- Spouse: Lucian B. Price
- Occupation: philanthropist

= Katherine E. Price =

American philanthropist

Katherine E. Price was an American philanthropist and patroness of various Catholic institutions. In 1936, Pope Pius XI granted her the rank of papal countess.

== Biography ==
Price was the wife of Lucian B. Price. After her husband's death, she became an active philanthropist, funding the construction of Catholic churches, schools, and other institutions in the United States. She was a distant cousin of Bishop Eugene J. McGuinness. A patroness of the Roman Catholic Diocese of Amarillo, Price donated funds to St. George's College to prevent the school from closing. It was renamed the Price Memorial College in honor of her late husband. Price traveled from her home in Greenwich, Connecticut, to Texas for the dedication ceremony. Price was also responsible for funding the construction of St.

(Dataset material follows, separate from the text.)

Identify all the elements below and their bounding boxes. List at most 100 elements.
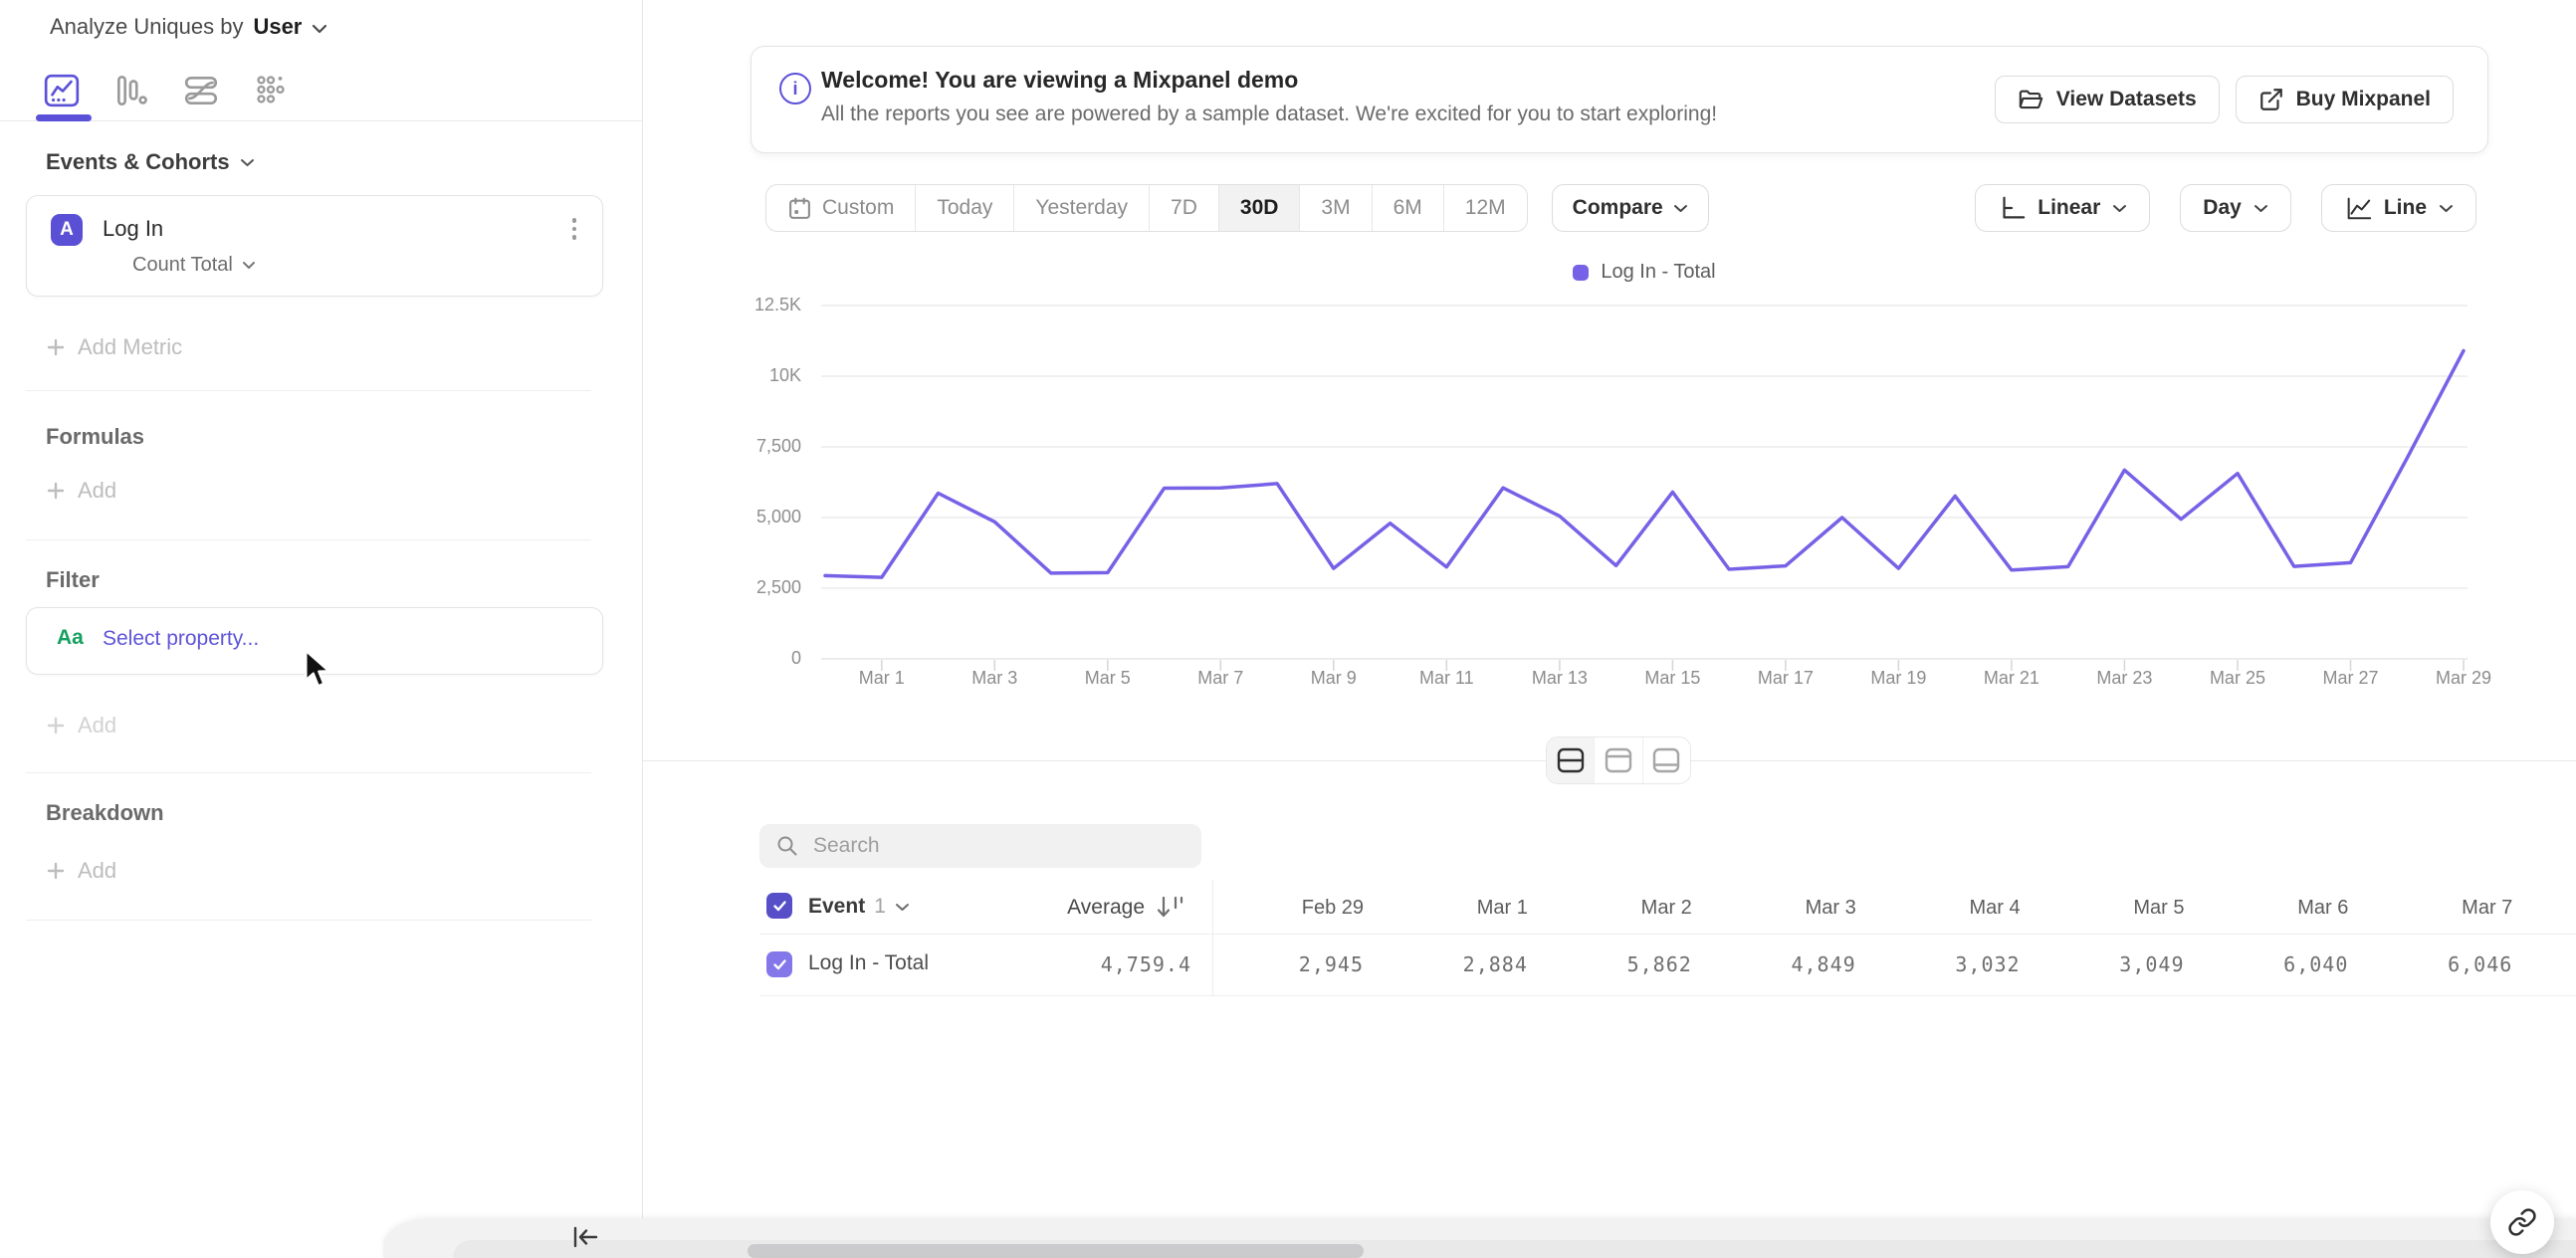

Elizabeth's Catholic Church in Lubbock, Texas, St. Catherine of Siena Catholic Church in Pauls Valley, Oklahoma, and St. Catherine of Siena Catholic Church in Wake Forest, North Carolina. The latter two churches were named after Price's patron saint, Catherine of Siena.

In April 1936, Price was elevated into the Nobility of the Holy See and made a papal countess by Pope Pius XI.